I know Iris knew that it wasn’t, and I knew that she understood me well enough to know that I knew it as well.
 
026
I spent much of the next morning down in the basement putting my latent woodworking skills to practical use. After my drinks conversation with Tyler and after discussing it with my father (the only time I’d brought up the subject of the store with him during his convalescence), I’d decided to make some of the changes we discussed. Among them was replacing the chipped white Formica display cases in the front of the store. In a flash of inspiration, I started to build the new ones myself. I’d made a couple of false starts before some of the old techniques came back to me and this morning I was cutting, sanding, planing, and hammering fluidly.
 
All the while thinking about Iris and the conversation we’d had the day before. She’d been pregnant with my brother’s child. This revelation led me, however foolishly, to think a little differently about her romance with Chase. I’m not sure why. Was it that it made the sex between them more serious? That certainly couldn’t be the case since the pregnancy was accidental, not to mention that the notion of some sex being more serious than other sex among committed couples was somewhat silly in the first place. Was it that the accidental pregnancy suggested a level of urgency to their passion – I need to have you right now regardless of the consequences – that elevated their physical connection? Maybe. Was it that Iris’ determination to keep the baby was confirmation of her desire to have a permanent relationship with Chase? In some sense, I’d known that all along.
 
Regardless, what Iris and Chase had between them seemed more intimate to me after that conversation. It was as though what she’d revealed wasn’t just a physical reality, but an emotional one as well. And it left me utterly off stride. I’d vaguely considered the notion of becoming her brother-in-law. But becoming an uncle had so many additional implications and reverberated so much stronger ten years later.
 
I lay the top of the case on the workbench and pulled out a carving tool. I didn’t want to do anything elaborate with these displays, but I thought a few etchings would improve them. I set to work carving three subtly curved lines on each side. This was the first time I’d used this tool in ten years and I needed to exercise great care. The concentration allowed me a few minutes’ diversion.
 
But then there was the other thing to think about from the day before – the argument between Chase and Iris when she’d told him that she was pregnant and the way he’d walked out on her that day.

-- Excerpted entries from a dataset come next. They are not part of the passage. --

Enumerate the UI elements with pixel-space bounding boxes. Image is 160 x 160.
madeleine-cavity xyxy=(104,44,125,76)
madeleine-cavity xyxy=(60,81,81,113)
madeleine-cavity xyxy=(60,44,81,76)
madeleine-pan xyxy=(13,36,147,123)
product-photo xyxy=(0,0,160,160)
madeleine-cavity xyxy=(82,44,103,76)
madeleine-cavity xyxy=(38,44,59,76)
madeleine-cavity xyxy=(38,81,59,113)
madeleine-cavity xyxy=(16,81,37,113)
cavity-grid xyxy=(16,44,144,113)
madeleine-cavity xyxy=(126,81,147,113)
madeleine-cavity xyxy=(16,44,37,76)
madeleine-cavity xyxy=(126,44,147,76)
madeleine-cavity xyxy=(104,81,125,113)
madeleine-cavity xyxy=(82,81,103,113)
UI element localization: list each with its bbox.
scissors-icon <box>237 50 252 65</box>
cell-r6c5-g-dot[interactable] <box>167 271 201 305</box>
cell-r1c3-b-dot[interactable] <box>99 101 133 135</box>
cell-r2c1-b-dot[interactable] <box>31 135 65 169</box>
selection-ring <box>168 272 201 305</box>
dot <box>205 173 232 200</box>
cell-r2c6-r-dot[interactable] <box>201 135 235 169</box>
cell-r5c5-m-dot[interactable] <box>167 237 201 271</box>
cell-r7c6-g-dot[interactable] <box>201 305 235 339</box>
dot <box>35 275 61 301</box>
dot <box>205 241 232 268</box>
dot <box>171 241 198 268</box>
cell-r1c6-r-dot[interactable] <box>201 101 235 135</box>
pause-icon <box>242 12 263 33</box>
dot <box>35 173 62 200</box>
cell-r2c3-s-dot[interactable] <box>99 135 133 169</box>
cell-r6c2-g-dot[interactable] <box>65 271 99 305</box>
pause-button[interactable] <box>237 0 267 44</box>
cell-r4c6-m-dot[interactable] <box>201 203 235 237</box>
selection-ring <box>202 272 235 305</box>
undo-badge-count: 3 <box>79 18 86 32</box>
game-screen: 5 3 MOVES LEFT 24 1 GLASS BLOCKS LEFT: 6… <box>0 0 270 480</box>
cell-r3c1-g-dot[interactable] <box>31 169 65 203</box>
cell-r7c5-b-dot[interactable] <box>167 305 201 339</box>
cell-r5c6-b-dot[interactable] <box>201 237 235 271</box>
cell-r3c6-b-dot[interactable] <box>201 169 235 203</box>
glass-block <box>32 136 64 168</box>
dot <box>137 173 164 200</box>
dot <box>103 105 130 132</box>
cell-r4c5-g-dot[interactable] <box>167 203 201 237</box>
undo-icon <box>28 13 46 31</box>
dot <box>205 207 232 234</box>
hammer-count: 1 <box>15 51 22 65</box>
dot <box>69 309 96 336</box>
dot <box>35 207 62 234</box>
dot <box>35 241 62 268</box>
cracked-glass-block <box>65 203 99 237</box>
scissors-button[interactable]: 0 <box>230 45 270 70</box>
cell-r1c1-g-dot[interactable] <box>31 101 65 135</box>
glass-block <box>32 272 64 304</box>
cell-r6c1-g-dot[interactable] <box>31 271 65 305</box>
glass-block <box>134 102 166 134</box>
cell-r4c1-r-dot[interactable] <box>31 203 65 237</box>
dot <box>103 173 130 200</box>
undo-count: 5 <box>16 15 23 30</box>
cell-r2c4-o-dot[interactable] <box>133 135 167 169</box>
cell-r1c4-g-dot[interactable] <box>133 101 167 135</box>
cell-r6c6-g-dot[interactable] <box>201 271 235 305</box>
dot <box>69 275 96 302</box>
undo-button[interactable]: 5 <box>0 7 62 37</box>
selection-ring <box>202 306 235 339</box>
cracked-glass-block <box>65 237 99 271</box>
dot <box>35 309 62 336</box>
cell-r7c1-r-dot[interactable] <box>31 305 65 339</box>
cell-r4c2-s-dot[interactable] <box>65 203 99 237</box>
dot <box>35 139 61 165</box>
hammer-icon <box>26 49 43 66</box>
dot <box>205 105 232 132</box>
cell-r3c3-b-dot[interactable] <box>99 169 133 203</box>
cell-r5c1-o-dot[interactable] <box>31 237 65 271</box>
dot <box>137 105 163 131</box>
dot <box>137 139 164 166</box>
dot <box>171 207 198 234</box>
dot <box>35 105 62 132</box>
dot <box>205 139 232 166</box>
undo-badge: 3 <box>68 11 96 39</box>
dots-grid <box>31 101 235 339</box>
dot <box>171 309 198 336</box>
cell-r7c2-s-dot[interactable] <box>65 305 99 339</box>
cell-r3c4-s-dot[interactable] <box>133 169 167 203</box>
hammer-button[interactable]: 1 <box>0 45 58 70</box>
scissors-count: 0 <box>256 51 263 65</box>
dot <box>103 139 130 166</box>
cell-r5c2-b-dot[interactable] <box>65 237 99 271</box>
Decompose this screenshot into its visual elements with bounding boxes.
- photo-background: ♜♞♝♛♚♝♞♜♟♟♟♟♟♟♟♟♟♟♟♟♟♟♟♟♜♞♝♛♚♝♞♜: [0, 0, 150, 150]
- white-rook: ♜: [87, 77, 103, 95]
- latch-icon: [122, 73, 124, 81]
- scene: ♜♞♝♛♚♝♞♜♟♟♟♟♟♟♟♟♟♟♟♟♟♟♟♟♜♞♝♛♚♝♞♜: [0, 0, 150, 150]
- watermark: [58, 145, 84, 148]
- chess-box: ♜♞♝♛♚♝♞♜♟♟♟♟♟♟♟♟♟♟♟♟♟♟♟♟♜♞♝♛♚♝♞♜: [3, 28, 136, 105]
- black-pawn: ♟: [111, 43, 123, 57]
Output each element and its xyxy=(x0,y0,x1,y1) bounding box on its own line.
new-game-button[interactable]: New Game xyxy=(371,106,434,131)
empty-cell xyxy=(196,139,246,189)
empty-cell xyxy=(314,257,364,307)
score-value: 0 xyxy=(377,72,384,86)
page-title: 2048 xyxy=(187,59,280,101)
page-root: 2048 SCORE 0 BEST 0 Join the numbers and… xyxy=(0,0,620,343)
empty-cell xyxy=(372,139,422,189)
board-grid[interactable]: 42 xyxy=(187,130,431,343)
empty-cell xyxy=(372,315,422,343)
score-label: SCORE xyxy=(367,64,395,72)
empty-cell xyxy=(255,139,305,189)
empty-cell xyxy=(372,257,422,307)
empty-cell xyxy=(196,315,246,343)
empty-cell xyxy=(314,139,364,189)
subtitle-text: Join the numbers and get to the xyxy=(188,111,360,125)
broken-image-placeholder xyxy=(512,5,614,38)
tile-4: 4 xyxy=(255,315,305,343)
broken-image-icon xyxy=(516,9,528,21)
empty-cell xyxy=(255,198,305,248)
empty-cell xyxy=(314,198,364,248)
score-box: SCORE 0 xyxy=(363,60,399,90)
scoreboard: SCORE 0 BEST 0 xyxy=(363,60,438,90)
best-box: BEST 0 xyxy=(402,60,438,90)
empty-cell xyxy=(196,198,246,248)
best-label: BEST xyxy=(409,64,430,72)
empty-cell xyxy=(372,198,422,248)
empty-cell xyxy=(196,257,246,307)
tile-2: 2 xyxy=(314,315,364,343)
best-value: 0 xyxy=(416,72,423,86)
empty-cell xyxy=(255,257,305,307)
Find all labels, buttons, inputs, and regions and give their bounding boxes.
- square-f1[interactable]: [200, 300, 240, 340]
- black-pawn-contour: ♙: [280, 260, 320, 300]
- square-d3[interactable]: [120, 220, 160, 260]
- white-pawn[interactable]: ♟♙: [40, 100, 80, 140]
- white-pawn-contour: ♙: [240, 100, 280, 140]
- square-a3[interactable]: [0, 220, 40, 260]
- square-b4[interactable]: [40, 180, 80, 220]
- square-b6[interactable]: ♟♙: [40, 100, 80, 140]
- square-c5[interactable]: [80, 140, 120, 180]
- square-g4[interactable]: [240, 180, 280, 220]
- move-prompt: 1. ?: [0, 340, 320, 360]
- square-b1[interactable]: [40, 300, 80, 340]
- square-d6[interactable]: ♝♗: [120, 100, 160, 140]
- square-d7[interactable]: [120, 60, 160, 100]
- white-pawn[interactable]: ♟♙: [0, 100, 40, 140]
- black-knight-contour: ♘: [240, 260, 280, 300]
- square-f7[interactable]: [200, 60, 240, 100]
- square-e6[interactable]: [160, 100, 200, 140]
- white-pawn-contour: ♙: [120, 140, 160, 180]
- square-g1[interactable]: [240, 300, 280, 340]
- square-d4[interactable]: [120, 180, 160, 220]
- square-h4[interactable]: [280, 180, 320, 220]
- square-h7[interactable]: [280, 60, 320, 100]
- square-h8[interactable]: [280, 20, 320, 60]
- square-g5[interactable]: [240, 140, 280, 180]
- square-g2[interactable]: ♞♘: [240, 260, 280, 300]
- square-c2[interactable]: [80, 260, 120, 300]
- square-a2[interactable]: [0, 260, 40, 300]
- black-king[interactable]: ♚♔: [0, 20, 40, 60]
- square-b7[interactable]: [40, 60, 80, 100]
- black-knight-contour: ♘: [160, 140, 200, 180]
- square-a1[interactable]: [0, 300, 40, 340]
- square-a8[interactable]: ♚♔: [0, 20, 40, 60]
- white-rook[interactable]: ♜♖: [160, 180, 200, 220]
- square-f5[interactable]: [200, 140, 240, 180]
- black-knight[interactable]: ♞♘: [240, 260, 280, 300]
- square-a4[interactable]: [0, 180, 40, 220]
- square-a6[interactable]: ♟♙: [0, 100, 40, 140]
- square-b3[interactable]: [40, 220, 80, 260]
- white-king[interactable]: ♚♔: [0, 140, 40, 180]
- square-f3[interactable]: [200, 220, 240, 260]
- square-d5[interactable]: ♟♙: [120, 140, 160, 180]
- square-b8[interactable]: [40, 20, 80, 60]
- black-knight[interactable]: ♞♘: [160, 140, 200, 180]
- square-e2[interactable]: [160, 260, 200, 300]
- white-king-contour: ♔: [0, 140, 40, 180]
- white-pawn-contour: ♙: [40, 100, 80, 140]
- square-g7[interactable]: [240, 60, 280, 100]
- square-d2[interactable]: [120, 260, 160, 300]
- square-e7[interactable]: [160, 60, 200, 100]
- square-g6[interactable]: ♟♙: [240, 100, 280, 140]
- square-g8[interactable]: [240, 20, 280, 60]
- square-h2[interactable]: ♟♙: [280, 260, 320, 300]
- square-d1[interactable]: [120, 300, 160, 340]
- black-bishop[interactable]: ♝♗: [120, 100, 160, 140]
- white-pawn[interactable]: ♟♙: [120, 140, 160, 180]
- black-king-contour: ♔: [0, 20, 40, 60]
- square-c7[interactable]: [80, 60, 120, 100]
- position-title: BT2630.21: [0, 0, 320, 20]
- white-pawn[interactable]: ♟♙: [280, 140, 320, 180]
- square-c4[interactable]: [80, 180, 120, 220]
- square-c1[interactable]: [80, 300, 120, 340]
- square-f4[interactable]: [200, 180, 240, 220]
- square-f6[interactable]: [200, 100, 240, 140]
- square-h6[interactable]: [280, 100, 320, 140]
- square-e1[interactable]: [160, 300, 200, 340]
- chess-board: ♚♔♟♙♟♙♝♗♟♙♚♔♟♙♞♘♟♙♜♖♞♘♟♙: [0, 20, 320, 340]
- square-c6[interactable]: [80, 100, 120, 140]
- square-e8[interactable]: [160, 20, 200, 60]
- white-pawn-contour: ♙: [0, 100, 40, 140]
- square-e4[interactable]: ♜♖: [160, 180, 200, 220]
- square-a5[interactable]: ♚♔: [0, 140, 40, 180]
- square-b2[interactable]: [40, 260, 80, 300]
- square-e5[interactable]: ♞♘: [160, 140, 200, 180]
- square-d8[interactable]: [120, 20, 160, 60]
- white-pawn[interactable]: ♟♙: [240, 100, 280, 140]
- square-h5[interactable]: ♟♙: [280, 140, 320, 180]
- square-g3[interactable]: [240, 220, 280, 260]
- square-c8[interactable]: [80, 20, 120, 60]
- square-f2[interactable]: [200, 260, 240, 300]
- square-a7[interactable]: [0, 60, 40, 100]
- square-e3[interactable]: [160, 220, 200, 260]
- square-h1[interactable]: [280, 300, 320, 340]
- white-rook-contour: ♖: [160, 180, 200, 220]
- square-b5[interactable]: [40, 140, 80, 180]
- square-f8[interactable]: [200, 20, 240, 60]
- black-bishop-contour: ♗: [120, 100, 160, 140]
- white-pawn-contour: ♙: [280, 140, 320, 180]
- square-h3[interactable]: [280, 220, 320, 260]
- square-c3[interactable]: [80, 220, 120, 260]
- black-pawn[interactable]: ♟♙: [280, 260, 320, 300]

For the past ten years, Iris had been carrying around the belief that this argument had led in some way to the accident that night. It was so easy for me to dismiss it, especially given my much closer proximity to Chase – and my much greater opportunity to save him – in the time before he took his fatal drive. But was I dismissing it too easily? Chase surely got as drunk as he did that night because he was upset about the way his future was redefining itself. Could Iris have handled the conversation differently? Should she have allowed the fact of the pregnancy to sink in before she confronted him with her conviction to keep the child? Was Iris right in carrying this guilt with her a decade hence?
 
I pulled back and noticed that I’d angled one of the curved lines incorrectly. This was going to take some work to fix. And perhaps today wasn’t the best time to do it.
 
I put the tools aside and shut down the workshop for the day. I spent a few minutes bouncing a ball against the concrete wall before heading upstairs. They weren’t expecting me in the store, but I decided to go there anyway.